Perpres No.66 Tahun 2025, Hendardi: Menguatnya Militerisme di Penegakan Hukum Sipil
JAKARTASATU.COM– Ketua Dewan Nasional SETARA Institute for Democracy and Peace Hendardi menanggapi Tentang Terbitnya Peraturan Presiden No.66 Tahun 2025 yang yang disampaikan Presiden Prabowo Subianto.
“Setelah polemik pengerahan prajurit TNI dari Satuan Tempur dan Satuan Bantuan Tempur untuk pengamanan kejaksaan di seluruh wilayah NKRI, Presiden Prabowo bukannya memerintahkan Panglima TNI untuk melakukan penarikan dan pembatalan pengerahan pasukan TNI dimaksud, justru Prabowo mengeluarkan Peraturan Presiden No.66 Tahun 2025 tentang Perlindungan Negara Terhadap Jaksa Dalam Melaksanakan Tugas dan Fungsi Kejaksaan Republik Indonesia,” kata Ketua Dewan Nasional SETARA Institute for Democracy and Peace Hendardi kepada media dalam keterangan tertulis pada Senin (26/5/2025).
“Langkah tersebut salah kaprah dan bermasalah.

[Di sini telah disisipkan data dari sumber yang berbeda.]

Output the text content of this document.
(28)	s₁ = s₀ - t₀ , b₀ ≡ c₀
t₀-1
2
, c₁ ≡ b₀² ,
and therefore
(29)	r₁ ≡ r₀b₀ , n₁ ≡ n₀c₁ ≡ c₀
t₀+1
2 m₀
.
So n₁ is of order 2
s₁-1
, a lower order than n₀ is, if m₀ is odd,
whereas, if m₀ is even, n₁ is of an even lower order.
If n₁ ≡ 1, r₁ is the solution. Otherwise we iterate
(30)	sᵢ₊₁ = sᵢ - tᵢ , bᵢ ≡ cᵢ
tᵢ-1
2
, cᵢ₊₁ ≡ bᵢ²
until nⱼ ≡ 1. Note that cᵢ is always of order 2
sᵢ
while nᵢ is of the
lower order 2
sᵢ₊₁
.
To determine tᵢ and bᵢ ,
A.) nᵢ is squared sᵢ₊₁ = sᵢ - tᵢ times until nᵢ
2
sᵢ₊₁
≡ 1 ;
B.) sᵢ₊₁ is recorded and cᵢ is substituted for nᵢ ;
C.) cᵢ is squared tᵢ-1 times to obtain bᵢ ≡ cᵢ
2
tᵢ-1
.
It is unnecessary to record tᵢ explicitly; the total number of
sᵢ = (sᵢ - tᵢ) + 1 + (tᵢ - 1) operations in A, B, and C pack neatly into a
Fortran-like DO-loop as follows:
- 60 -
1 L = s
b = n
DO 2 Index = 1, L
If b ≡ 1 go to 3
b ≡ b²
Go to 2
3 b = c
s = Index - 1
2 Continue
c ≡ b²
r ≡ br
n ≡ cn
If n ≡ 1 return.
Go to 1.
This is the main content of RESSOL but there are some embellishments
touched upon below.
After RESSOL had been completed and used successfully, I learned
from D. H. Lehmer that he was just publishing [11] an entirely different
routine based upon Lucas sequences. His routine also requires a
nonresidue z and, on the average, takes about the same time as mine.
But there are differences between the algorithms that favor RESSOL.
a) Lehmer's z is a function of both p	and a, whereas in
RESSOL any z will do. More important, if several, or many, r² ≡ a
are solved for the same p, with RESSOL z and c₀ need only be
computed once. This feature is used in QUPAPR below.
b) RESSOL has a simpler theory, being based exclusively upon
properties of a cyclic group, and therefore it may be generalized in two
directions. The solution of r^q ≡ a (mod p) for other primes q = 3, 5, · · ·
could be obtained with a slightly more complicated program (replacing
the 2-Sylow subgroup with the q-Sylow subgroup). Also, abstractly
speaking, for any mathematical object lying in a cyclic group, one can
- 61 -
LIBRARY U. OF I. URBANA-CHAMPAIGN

Perpres 66/2025 keliru secara materiil dan formil, dari sisi muatan dan prosedur pembentukan. Menurut Pasal 13 UU No 12 Tahun 2011 tentang Materi muatan Peraturan Presiden berisi materi yang diperintahkan oleh Undang-Undang, materi untuk melaksanakan Peraturan Pemerintah, atau materi untuk melaksanakan penyelenggaraan kekuasaan pemerintahan,” sambungnya.

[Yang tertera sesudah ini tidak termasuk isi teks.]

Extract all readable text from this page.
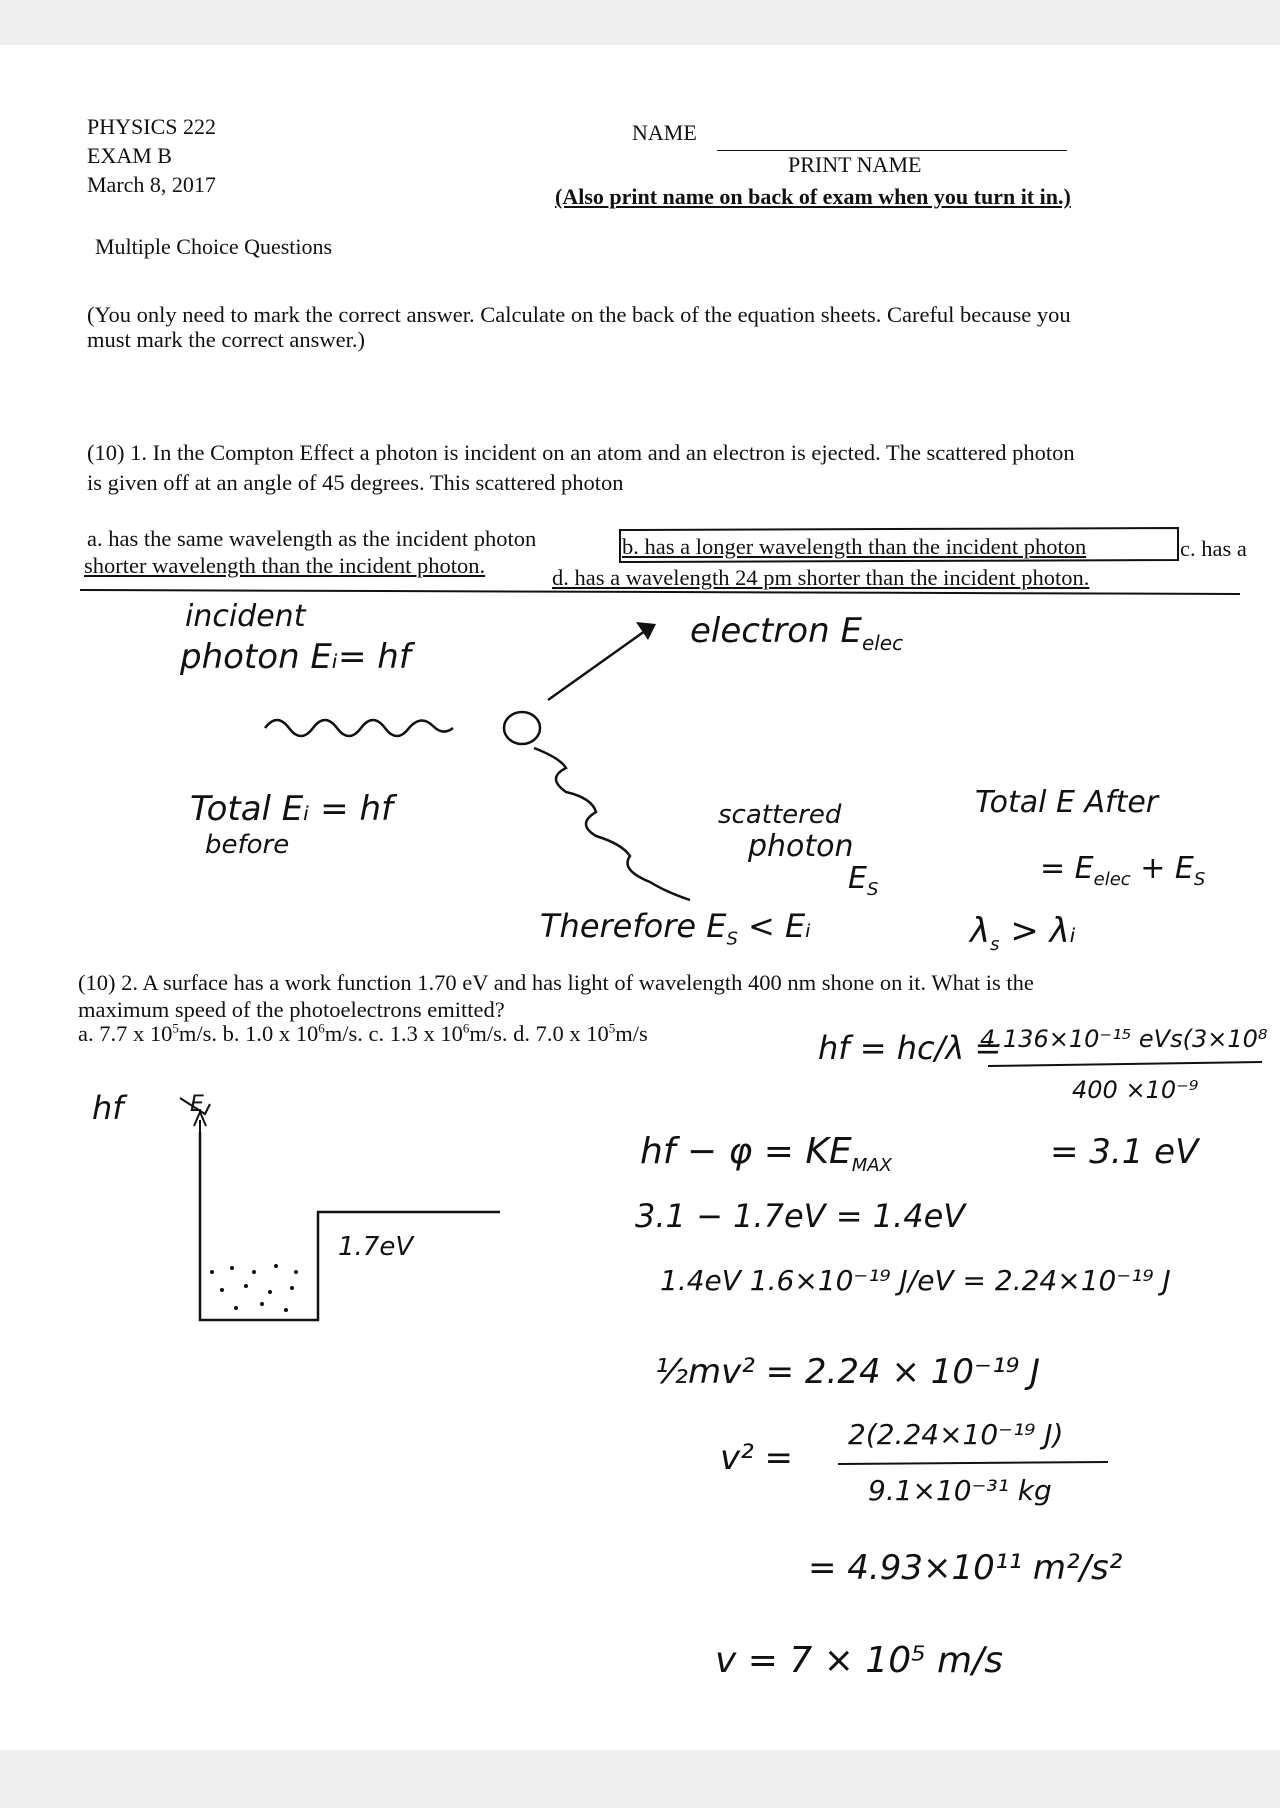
PHYSICS 222
EXAM B
March 8, 2017
NAME
PRINT NAME
(Also print name on back of exam when you turn it in.)
Multiple Choice Questions
(You only need to mark the correct answer. Calculate on the back of the equation sheets. Careful because you
must mark the correct answer.)
(10) 1. In the Compton Effect a photon is incident on an atom and an electron is ejected. The scattered photon
is given off at an angle of 45 degrees. This scattered photon
a. has the same wavelength as the incident photon	b. has a longer wavelength than the incident photon	c. has a
shorter wavelength than the incident photon.	d. has a wavelength 24 pm shorter than the incident photon.
incident
photon Eᵢ= hf
electron $E_{elec}$
Total Eᵢ = hf
before
scattered
photon
$E_S$
Total E After
= $E_{elec} + E_S$
Therefore $E_S$ < Eᵢ	$\lambda_s$ > λᵢ
(10) 2. A surface has a work function 1.70 eV and has light of wavelength 400 nm shone on it. What is the
maximum speed of the photoelectrons emitted?
a. 7.7 x $10^5m/s$. b. 1.0 x $10^6m/s$. c. 1.3 x $10^6m/s$. d. 7.0 x $10^5m/s$	hf = hc/λ =
4.136×10⁻¹⁵ eVs(3×10⁸
400 ×10⁻⁹
hf − $\varphi = KE_{MAX}$	= 3.1 eV
3.1 − 1.7eV = 1.4eV
1.4eV 1.6×10⁻¹⁹ J/eV = 2.24×10⁻¹⁹ J
½mv² = 2.24 × 10⁻¹⁹ J
v² =
2(2.24×10⁻¹⁹ J)
9.1×10⁻³¹ kg
= 4.93×10¹¹ m²/s²
v = 7 × 10⁵ m/s
hf	E
1.7eV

Ditegaskan Hendardi satu-satunya dasar hukum yang digunakan oleh Perpres 66/2025 adalah Pasal 4 UUD Negara RI tahun 1945 yang mengatur bahwa Presiden memegang kekuasaan pemerintahan. Perpres sama sekali tidak mendasarkan pada UU TNI padahal Perpres tersebut melegitimasi pengerahan pasukan TNI untuk pengamanan kejaksaan, bahkan Perpres tidak untuk merujuk UU Kejaksaan itu sendiri.
Lebih lanjut, secara hukum hal tersebut merupakan bentuk legalisme otokratis (autocratic legalism) yang menegaskan kecenderungan pemanfaatan hukum untuk kepentingan kekuasaan politik pemerintahan semata.

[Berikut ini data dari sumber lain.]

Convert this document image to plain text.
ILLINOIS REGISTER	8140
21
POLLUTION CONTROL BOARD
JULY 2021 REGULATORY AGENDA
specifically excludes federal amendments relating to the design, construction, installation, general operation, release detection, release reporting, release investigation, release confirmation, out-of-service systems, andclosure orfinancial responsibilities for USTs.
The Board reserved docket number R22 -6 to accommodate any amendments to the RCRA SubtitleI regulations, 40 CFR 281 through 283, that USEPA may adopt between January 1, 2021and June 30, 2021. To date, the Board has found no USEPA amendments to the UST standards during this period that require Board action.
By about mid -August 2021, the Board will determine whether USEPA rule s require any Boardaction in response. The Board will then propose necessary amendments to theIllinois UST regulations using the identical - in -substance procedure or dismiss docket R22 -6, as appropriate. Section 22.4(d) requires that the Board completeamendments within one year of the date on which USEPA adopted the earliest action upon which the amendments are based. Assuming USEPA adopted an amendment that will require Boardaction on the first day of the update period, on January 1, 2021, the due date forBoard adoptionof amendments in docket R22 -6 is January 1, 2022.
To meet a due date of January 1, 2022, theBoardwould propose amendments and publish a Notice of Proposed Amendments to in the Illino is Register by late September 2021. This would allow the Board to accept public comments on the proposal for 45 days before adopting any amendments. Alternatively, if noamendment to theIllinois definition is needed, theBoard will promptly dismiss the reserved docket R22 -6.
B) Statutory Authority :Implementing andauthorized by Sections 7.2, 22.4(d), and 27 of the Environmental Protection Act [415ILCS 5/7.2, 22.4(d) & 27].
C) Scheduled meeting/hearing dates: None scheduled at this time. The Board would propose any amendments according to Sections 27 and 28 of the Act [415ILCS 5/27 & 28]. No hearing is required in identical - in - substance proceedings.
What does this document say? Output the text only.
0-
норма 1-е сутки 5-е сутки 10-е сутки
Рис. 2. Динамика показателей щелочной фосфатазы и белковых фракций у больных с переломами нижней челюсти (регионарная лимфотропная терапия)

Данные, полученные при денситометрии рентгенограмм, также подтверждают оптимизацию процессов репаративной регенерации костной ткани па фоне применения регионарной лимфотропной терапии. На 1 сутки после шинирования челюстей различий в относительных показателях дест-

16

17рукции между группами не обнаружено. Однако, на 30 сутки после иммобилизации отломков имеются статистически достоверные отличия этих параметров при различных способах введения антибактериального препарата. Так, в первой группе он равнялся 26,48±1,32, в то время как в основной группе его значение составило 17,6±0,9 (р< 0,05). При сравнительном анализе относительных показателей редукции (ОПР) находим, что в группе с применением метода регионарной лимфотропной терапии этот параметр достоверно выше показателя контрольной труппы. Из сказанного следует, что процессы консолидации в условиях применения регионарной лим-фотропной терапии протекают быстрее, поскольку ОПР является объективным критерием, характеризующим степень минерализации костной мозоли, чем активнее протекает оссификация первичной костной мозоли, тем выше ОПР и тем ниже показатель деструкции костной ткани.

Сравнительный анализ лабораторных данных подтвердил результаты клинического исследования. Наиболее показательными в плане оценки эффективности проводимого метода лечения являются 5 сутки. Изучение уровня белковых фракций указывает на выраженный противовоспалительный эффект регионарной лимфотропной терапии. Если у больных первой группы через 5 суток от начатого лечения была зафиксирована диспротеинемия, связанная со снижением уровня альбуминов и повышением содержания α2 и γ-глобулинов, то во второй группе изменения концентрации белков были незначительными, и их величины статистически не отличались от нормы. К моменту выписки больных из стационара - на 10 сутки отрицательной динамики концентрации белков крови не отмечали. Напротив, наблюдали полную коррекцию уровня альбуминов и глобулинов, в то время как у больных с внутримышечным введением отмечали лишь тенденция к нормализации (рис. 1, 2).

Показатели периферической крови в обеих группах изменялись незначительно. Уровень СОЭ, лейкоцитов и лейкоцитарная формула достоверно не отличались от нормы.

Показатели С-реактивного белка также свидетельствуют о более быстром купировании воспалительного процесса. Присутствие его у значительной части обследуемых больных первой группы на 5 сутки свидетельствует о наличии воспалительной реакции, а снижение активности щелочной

Dikemukakan Hendardi, dari sisi tata prosedural, Perpres tidak taat prosedur. Seharusnya pembentukan Perpres melalui dua prosedur, program penyusunan Perpres (Progsun) atau di luar progsun. Proses Perpres melalui Progsun panjang dan pasti memakan waktu lama. Kementerian atau Lembaga Pemerintah Non Kementerian (LPNK) dapat mengajukan Rancangan Perpres di luar Progsun Perpres jika ada kebutuhan untuk melaksanakan UU atau putusan MA. Perpres melalui prosedur di luar Progsun dapat dilakukan dalam keadaan tertentu untuk mengatasi keadaan luar biasa, konflik, atau bencana alam. Patut diduga prosedur tersebut diterabas, untuk memberikan legitimasi secara cepat dan instan atas ‘main mata’ kejaksaan dan TNI yang dasar hukumnya juga salah yaitu MoU antara Kejaksaan dengan TNI. Secara objektif, tidak ada ancaman sistematis dan massif yang nyata terhadap kinerja kejaksaan dalam penegakan hukum sehingga membutuhkan peraturan perundang-undangan khusus dalam bentuk Perpres.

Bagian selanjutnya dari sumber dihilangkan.